Soweit der frühere Verfahrensbevollmächtigte des Antragstellers mit seiner Beschwerdeschrift erstmals Anhaltspunkte aufzeigt, die auf einen Geschäftswert von 10.225,84 EUR hindeuten sollen, ist dieses Vorbringen bei der Geschäftswertfestsetzung nicht zu berücksichtigen. Eine Begehrensvorstellung in Höhe von 10.225,84 EUR ist bis zum Abschluss der ersten Instanz nicht in das Verfahren eingeführt worden; auf eine Begehrensvorstellung in dieser Größenordnung hat der dem Landwirtschaftsgericht zur Sachentscheidung unterbreitete Sachverhalt nicht hingedeutet.
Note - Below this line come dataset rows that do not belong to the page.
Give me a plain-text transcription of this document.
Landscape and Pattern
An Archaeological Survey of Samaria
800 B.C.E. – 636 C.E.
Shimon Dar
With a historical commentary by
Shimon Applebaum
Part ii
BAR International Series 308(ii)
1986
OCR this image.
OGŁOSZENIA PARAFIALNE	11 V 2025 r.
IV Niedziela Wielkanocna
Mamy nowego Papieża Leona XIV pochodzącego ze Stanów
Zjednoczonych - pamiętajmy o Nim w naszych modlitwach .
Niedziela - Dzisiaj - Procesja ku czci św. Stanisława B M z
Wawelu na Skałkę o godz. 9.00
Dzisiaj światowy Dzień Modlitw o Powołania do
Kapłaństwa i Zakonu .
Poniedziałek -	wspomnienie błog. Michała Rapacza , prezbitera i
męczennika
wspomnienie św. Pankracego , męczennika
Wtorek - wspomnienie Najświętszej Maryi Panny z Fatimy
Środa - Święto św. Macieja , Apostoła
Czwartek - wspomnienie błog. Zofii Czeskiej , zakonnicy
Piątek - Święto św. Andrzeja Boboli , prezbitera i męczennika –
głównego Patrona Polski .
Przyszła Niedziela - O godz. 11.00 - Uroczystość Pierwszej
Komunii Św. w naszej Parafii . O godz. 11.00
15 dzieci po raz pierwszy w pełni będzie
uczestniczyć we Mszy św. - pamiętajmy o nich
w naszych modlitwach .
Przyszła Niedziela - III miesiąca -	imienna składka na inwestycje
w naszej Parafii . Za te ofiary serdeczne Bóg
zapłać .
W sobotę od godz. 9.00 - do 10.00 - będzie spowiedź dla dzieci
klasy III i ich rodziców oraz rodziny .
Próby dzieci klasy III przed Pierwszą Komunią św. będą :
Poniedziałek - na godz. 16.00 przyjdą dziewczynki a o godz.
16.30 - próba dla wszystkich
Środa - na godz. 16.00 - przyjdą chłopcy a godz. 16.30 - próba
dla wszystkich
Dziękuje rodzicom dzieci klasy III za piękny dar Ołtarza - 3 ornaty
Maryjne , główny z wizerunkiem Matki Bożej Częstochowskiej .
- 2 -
Im Übrigen hat der Antragsteller auch dem erkennenden Senat im Verfahren über die sofortige Beschwerde gegen die erstinstanzliche Sachentscheidung nicht zu erkennen gegeben, dass sich sein Interesse auf 10.225,84 EUR belief.

III.

Die Kostenfolge beruht auf §§ 31 Abs. 4 KostO, 33 LwVG, 65 LwAnpG.